The time is almost up for people who got mortgage forbearance under the CARES Act, but banks can’t predict how many will default of the $150 billion in loans currently on ice, according to a Bloomberg report on Wednesday (May 20).
In order to avoid an anticipated deluge of defaults, forbearance programs were quickly rolled out in March without requiring proof of hardship. In the meantime, Congress developed emergency relief and propped up unemployment. But as the 90-day forbearance deadline approaches, banks are getting concerned over possible defaults.
More than 30 million people have filed jobless claims since the country went under lockdown in March amid the coronavirus pandemic. Regardless, banks are getting ready to take a closer look at the loans on pause. Some lenders said they believed that some people didn’t actually need to freeze loans but did so as a precaution and as a way to bolster savings.

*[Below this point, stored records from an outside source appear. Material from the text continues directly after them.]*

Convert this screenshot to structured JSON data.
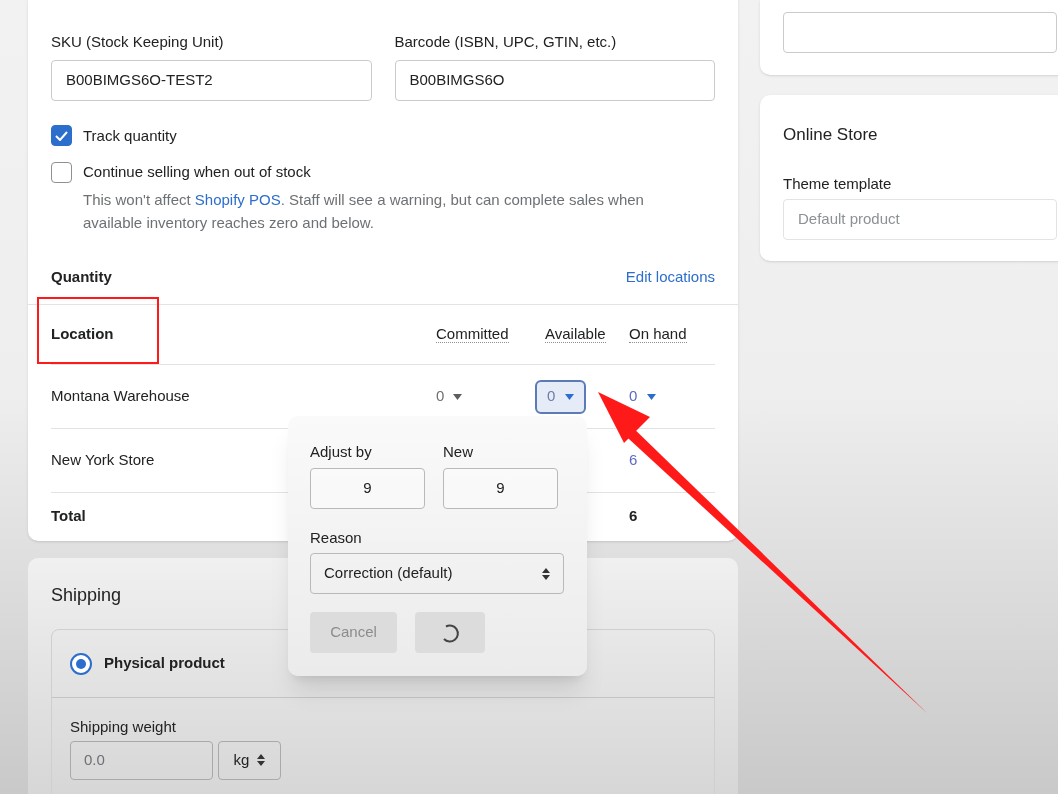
{
  "inventory": {
    "sku": {
      "label": "SKU (Stock Keeping Unit)",
      "value": "B00BIMGS6O-TEST2"
    },
    "barcode": {
      "label": "Barcode (ISBN, UPC, GTIN, etc.)",
      "value": "B00BIMGS6O"
    },
    "track_quantity": {
      "label": "Track quantity",
      "checked": true
    },
    "continue_selling": {
      "label": "Continue selling when out of stock",
      "checked": false,
      "help_before": "This won't affect ",
      "help_link": "Shopify POS",
      "help_after": ". Staff will see a warning, but can complete sales when available inventory reaches zero and below."
    }
  },
  "quantity": {
    "title": "Quantity",
    "edit_link": "Edit locations",
    "columns": [
      "Location",
      "Committed",
      "Available",
      "On hand"
    ],
    "rows": [
      {
        "location": "Montana Warehouse",
        "committed": "0",
        "available": "0",
        "available_focused": true,
        "on_hand": "0"
      },
      {
        "location": "New York Store",
        "on_hand": "6"
      }
    ],
    "total": {
      "label": "Total",
      "on_hand": "6"
    }
  },
  "adjust_popover": {
    "adjust_by": {
      "label": "Adjust by",
      "value": "9"
    },
    "new": {
      "label": "New",
      "value": "9"
    },
    "reason": {
      "label": "Reason",
      "value": "Correction (default)"
    },
    "cancel": "Cancel",
    "save_loading": true
  },
  "shipping": {
    "title": "Shipping",
    "physical_product": {
      "label": "Physical product",
      "selected": true
    },
    "weight": {
      "label": "Shipping weight",
      "placeholder": "0.0",
      "unit": "kg"
    }
  },
  "online_store": {
    "title": "Online Store",
    "theme_template": {
      "label": "Theme template",
      "placeholder": "Default product"
    }
  }
}
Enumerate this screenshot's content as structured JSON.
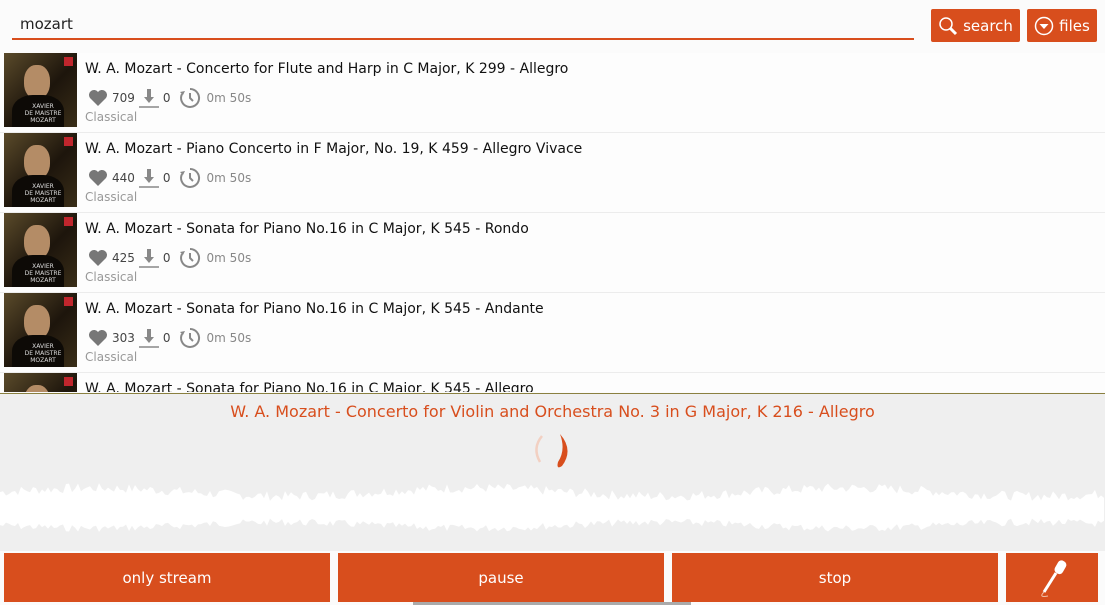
{
  "search": {
    "value": "mozart",
    "search_label": "search",
    "files_label": "files"
  },
  "tracks": [
    {
      "title": "W. A. Mozart - Concerto for Flute and Harp in C Major, K 299 - Allegro",
      "likes": "709",
      "downloads": "0",
      "duration": "0m 50s",
      "genre": "Classical"
    },
    {
      "title": "W. A. Mozart - Piano Concerto in F Major, No. 19, K 459 - Allegro Vivace",
      "likes": "440",
      "downloads": "0",
      "duration": "0m 50s",
      "genre": "Classical"
    },
    {
      "title": "W. A. Mozart - Sonata for Piano No.16 in C Major, K 545 - Rondo",
      "likes": "425",
      "downloads": "0",
      "duration": "0m 50s",
      "genre": "Classical"
    },
    {
      "title": "W. A. Mozart - Sonata for Piano No.16 in C Major, K 545 - Andante",
      "likes": "303",
      "downloads": "0",
      "duration": "0m 50s",
      "genre": "Classical"
    },
    {
      "title": "W. A. Mozart - Sonata for Piano No.16 in C Major, K 545 - Allegro",
      "likes": "",
      "downloads": "",
      "duration": "",
      "genre": ""
    }
  ],
  "album_art_text": "XAVIER DE MAISTRE MOZART",
  "player": {
    "now_playing": "W. A. Mozart - Concerto for Violin and Orchestra No. 3 in G Major, K 216 - Allegro"
  },
  "controls": {
    "only_stream": "only stream",
    "pause": "pause",
    "stop": "stop",
    "mic_icon": "microphone-icon"
  },
  "colors": {
    "accent": "#d84e1d"
  }
}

It’s these loans banks would like to weed out, either persuading people to pay or hitting them with interest charges if they need more time.
Darrin Williams, CEO of Southern Bancorp, told Bloomberg he expects forbearance could extend past 90 days. “I feel pretty strongly that many of the folks who took advantage of the consumer payment holiday we provided probably didn’t have to. But if it’s offered, why not, right?”

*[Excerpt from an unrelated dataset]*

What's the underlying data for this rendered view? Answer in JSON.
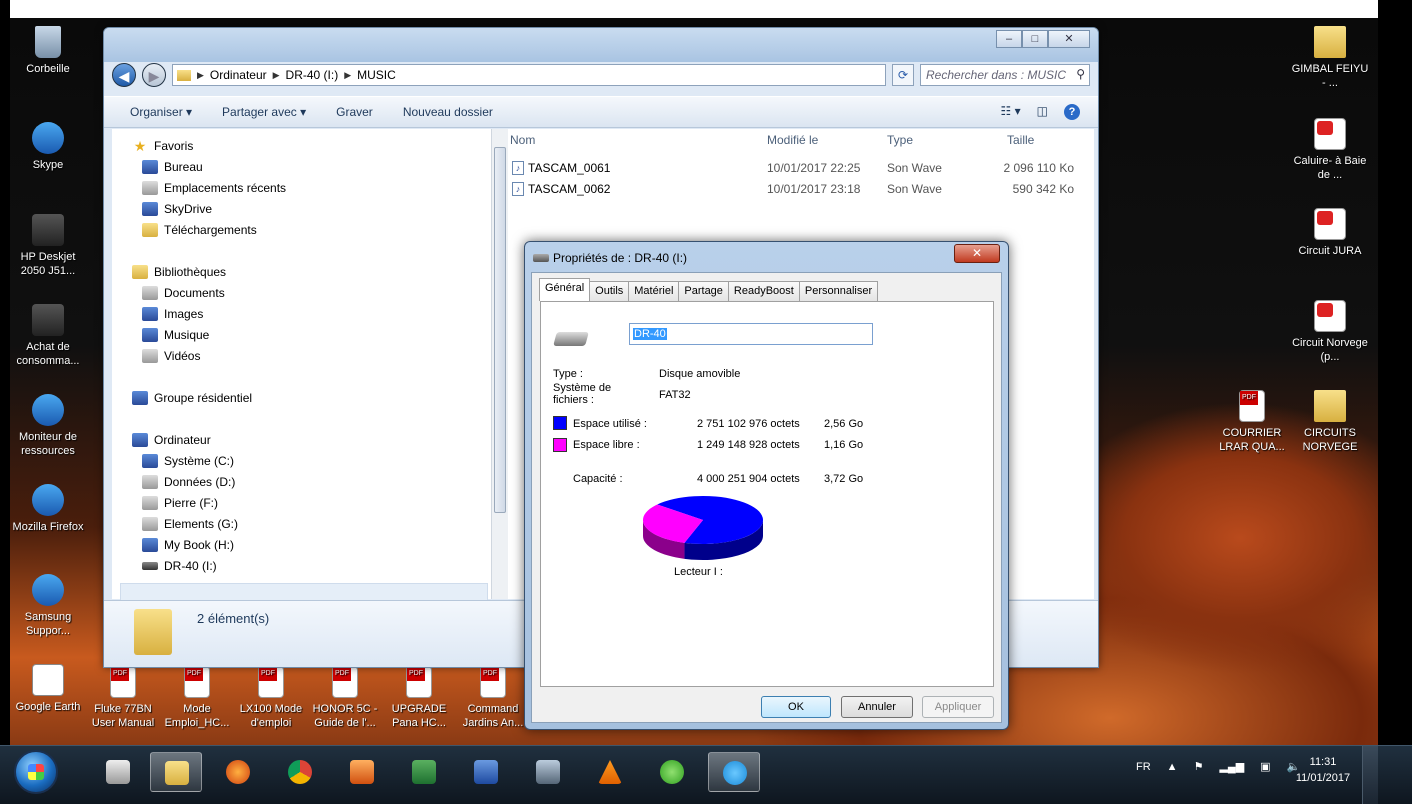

Analysts from Janney Montgomery Scott said in a recent report that by the end of March some mid-sized lenders had put over 15 percent of their loans on pause.
Analysts at Keefe, Bruyette & Woods indicated in a report that on average, banks froze about 5 percent of their consumer loan portfolios. That adds up to about $150 billion in loans, although the amount could be higher since the mid-April analysis of Federal Reserve data.
Those numbers exclude mortgage forbearance programs that gave people with government-backed loans up to a year to start paying again.
The result is that financial institutions, shareholders and regulators are uncertain what percentage of people are struggling and possibly headed toward default. Banks are now investigating credit-reporting databases to determine which account holders are still working.
Ira Robbins, CEO of Valley National Bancorp, told Bloomberg that lenders had extended forbearance to anyone that asked and now “we have no idea, outside of hypothesis, as to what’s going to happen from a credit perspective.”
A PYMNTS study, Navigating the COVID-19 Pandemic: How the Paycheck-to-Paycheck Economy Is Beginning to Buckle, shows that people hit economically hard by the pandemic are bracing for an even harder future.